Não adiante tentar explicar que não é possível comparar dois momentos históricos, pois cada um deles possui características muito particulares e que qualquer confronto equivale ao multiplicar dos equívocos. Tentar entender como ocorreram essas mudanças (e de que forma é possível se adaptar às transformações) talvez represente a procura pela lucidez. Mas, evidentemente, esse processo causa angústia – elevando o consumo de ansiolíticos.

A vida é a mesma de outrora, mas a festa possui outro andamento. É preciso se adaptar aos acontecimentos. Não dá para querer continuar dançando valsa enquanto o funk proibidão está assustando os vizinhos. Isso é só um exemplo. Com o passar do tempo muitas coisas vão adquirindo novos formatos, cores, perfumes.  

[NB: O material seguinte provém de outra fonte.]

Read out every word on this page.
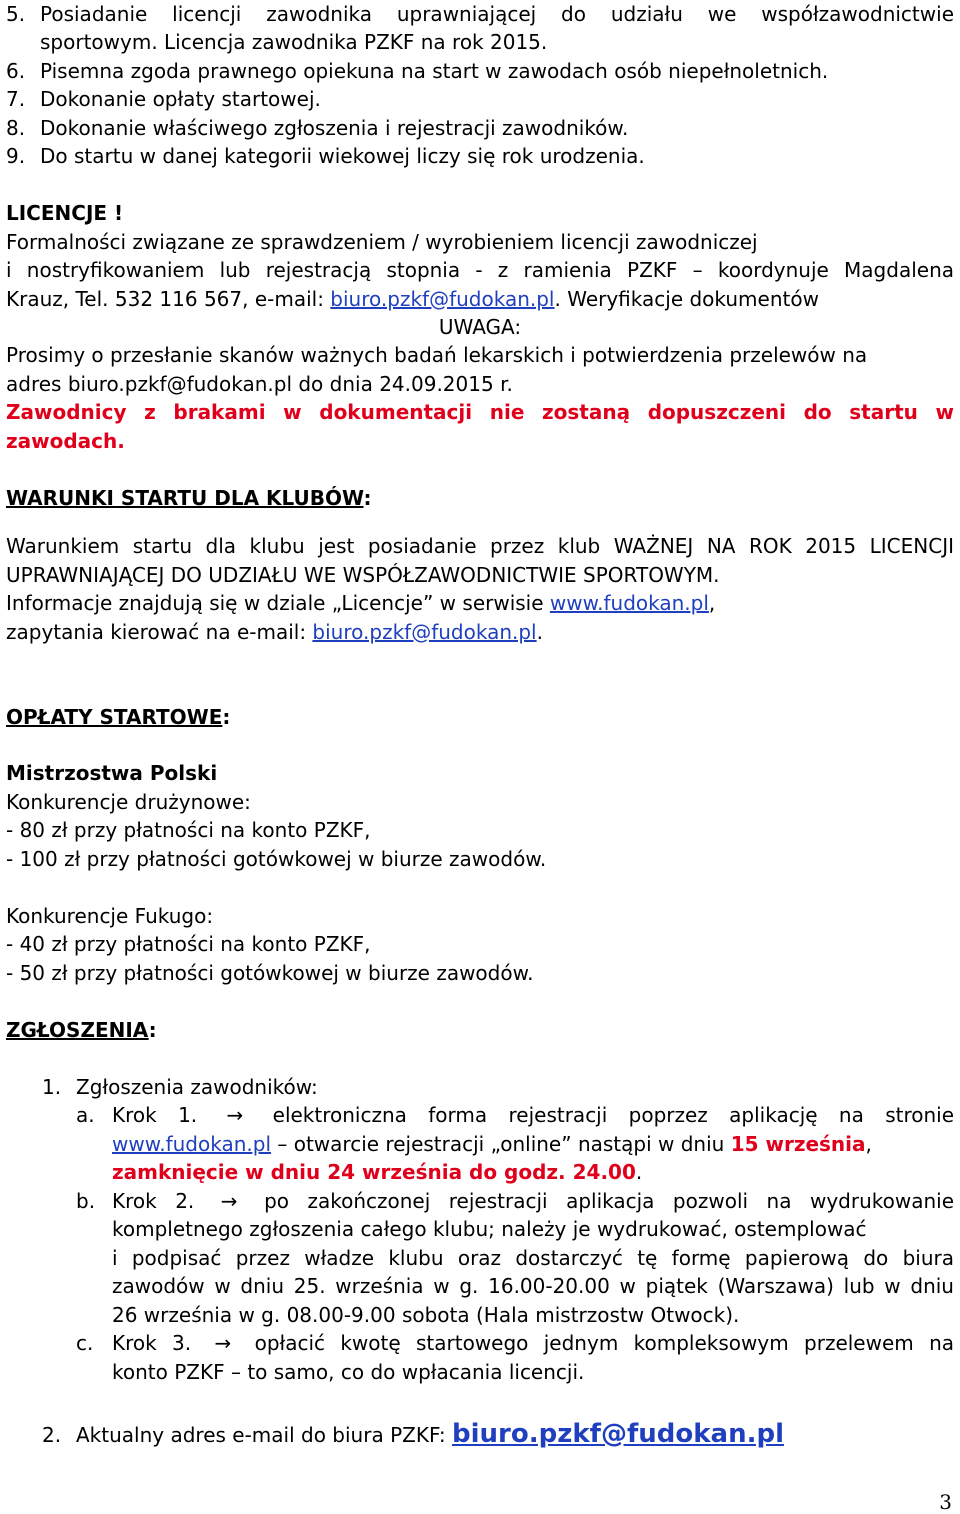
5. Posiadanie licencji zawodnika uprawniającej do udziału we współzawodnictwie
sportowym. Licencja zawodnika PZKF na rok 2015.
6. Pisemna zgoda prawnego opiekuna na start w zawodach osób niepełnoletnich.
7. Dokonanie opłaty startowej.
8. Dokonanie właściwego zgłoszenia i rejestracji zawodników.
9. Do startu w danej kategorii wiekowej liczy się rok urodzenia.
LICENCJE !
Formalności związane ze sprawdzeniem / wyrobieniem licencji zawodniczej
i nostryfikowaniem lub rejestracją stopnia - z ramienia PZKF – koordynuje Magdalena
Krauz, Tel. 532 116 567, e-mail: biuro.pzkf@fudokan.pl. Weryfikacje dokumentów
UWAGA:
Prosimy o przesłanie skanów ważnych badań lekarskich i potwierdzenia przelewów na
adres biuro.pzkf@fudokan.pl do dnia 24.09.2015 r.
Zawodnicy z brakami w dokumentacji nie zostaną dopuszczeni do startu w
zawodach.
WARUNKI STARTU DLA KLUBÓW:
Warunkiem startu dla klubu jest posiadanie przez klub WAŻNEJ NA ROK 2015 LICENCJI
UPRAWNIAJĄCEJ DO UDZIAŁU WE WSPÓŁZAWODNICTWIE SPORTOWYM.
Informacje znajdują się w dziale „Licencje” w serwisie www.fudokan.pl,
zapytania kierować na e-mail: biuro.pzkf@fudokan.pl.
OPŁATY STARTOWE:
Mistrzostwa Polski
Konkurencje drużynowe:
- 80 zł przy płatności na konto PZKF,
- 100 zł przy płatności gotówkowej w biurze zawodów.
Konkurencje Fukugo:
- 40 zł przy płatności na konto PZKF,
- 50 zł przy płatności gotówkowej w biurze zawodów.
ZGŁOSZENIA:
1. Zgłoszenia zawodników:
a. Krok 1. → elektroniczna forma rejestracji poprzez aplikację na stronie
www.fudokan.pl – otwarcie rejestracji „online” nastąpi w dniu 15 września,
zamknięcie w dniu 24 września do godz. 24.00.
b. Krok 2. → po zakończonej rejestracji aplikacja pozwoli na wydrukowanie
kompletnego zgłoszenia całego klubu; należy je wydrukować, ostemplować
i podpisać przez władze klubu oraz dostarczyć tę formę papierową do biura
zawodów w dniu 25. września w g. 16.00-20.00 w piątek (Warszawa) lub w dniu
26 września w g. 08.00-9.00 sobota (Hala mistrzostw Otwock).
c. Krok 3. → opłacić kwotę startowego jednym kompleksowym przelewem na
konto PZKF – to samo, co do wpłacania licencji.
2. Aktualny adres e-mail do biura PZKF: biuro.pzkf@fudokan.pl
3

O que hoje se mostra como novidade, amanhã perderá o caráter de inovação. E será substituído por outra coisa – mas que talvez não seja muito distinta do que existe ou existiu (tudo mudar para que nada mude, ensina um romance clássico). A existência humana seguirá nesse ritmo, sempre tentando alcançar o horizonte – que se distancia na mesma velocidade.      

As cidades são outras, embora sejam as mesmas.